The idiom “what the eye doesn’t see, the heart doesn’t grieve over” can, in a certain sense, be applied to public health. The not-for-profit organization Resolve to Save Lives recently released its second edition of “Epidemics that didn’t happen”. This organization is led by a former CDC director, Tom Frieden, and partners with various stakeholders, including communities, in several countries to prevent deaths from cardiovascular disease and make the world safer from epidemics.
This second edition includes successful containments of outbreaks of different diseases, mostly in 2021, Ebola in the Democratic Republic of the Congo and Guinea, Nipah in India, cholera in Burkina Faso, rabies in Tanzania, influenza on a cruise ship in Brazil, and dengue in Indonesia, related in 7 short chapters. I wanted to share this edition with the UF community because I believe that, overwhelmed by all the bad news surrounding us, especially the ones related to the epidemics that did happen, sometimes we forget to think about the structures, systems, and dynamics that do work. We can learn both from our successes and failures.
Doing this helps us remember the positive factors in our everyday life, to not take things for granted, and to not let our guards down.

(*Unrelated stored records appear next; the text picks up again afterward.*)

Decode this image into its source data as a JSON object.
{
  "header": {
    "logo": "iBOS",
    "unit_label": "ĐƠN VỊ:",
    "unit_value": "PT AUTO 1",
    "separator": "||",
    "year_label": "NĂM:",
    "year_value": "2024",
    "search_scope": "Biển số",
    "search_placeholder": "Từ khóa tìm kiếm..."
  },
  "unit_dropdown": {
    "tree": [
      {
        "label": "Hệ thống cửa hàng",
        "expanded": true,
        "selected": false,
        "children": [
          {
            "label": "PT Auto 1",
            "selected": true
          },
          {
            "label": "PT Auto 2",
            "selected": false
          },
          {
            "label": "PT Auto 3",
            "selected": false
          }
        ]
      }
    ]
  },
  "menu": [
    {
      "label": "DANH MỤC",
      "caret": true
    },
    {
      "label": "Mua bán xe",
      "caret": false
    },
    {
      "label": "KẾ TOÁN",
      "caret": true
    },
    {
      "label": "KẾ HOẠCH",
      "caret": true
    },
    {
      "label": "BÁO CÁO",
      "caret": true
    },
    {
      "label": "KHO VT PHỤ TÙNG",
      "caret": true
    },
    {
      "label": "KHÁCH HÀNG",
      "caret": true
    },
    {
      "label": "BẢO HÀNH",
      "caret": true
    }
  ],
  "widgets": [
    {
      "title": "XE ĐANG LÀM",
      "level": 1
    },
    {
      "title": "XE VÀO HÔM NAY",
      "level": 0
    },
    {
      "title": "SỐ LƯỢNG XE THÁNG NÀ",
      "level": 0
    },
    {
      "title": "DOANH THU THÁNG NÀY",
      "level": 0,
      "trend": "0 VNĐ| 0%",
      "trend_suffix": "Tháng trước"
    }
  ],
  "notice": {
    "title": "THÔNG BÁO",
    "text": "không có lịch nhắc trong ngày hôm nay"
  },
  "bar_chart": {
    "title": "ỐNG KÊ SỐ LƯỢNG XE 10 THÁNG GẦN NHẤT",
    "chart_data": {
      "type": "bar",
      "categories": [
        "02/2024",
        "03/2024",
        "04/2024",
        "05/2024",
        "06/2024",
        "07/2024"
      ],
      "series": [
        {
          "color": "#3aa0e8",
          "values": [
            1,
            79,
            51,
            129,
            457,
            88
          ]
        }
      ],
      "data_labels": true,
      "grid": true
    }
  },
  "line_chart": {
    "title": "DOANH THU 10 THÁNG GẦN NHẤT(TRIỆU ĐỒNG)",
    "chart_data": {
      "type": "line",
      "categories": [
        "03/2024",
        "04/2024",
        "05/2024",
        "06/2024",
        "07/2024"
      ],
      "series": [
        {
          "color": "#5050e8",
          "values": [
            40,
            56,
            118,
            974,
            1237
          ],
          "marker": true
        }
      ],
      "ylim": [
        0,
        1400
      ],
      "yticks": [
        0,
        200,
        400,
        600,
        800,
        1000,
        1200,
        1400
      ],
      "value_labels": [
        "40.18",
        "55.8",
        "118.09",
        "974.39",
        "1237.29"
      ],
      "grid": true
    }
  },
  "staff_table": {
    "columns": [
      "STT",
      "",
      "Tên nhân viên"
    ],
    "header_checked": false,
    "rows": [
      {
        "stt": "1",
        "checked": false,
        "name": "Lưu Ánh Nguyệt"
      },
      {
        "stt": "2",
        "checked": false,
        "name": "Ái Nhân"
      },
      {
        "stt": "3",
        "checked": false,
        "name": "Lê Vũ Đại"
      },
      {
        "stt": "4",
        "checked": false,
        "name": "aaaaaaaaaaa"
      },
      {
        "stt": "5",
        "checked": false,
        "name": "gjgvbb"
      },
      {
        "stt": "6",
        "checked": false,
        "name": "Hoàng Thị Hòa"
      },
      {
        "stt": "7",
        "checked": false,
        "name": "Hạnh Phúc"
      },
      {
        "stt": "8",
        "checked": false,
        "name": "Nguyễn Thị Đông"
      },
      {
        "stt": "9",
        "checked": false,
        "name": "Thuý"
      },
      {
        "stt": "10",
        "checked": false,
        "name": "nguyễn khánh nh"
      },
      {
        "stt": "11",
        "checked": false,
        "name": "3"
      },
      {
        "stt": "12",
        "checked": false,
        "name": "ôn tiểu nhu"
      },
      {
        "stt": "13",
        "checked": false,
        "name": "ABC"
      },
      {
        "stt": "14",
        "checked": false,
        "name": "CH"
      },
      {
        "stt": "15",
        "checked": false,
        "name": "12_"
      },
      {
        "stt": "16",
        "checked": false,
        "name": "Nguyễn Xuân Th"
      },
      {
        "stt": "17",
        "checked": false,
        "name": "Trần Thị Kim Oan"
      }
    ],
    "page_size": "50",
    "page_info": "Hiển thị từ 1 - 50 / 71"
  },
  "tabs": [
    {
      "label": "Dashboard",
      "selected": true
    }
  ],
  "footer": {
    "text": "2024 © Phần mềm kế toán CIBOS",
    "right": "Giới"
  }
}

Citing a member of the Commonwealth Fund (an American foundation), Shanoor Seervai, “success in public health […] is often invisible — we don’t notice until the system breaks down.” Public health works in the backstage, keeping people safe through, for example, vaccines, surveillance of communicable and non-communicable diseases, and advising on healthy standards for drinking water, amongst others. In general (even if I must admit that there are some notable exceptions apart from the obvious ones- COVID-19, polio, and monkeypox), we have gotten used in the United States to not seeing severe outbreaks of communicable diseases and risk resting in our laurels. But it is important to keep things that have been working well continuing to do so and improving where we can. Complacency in the realm of public health can be risky.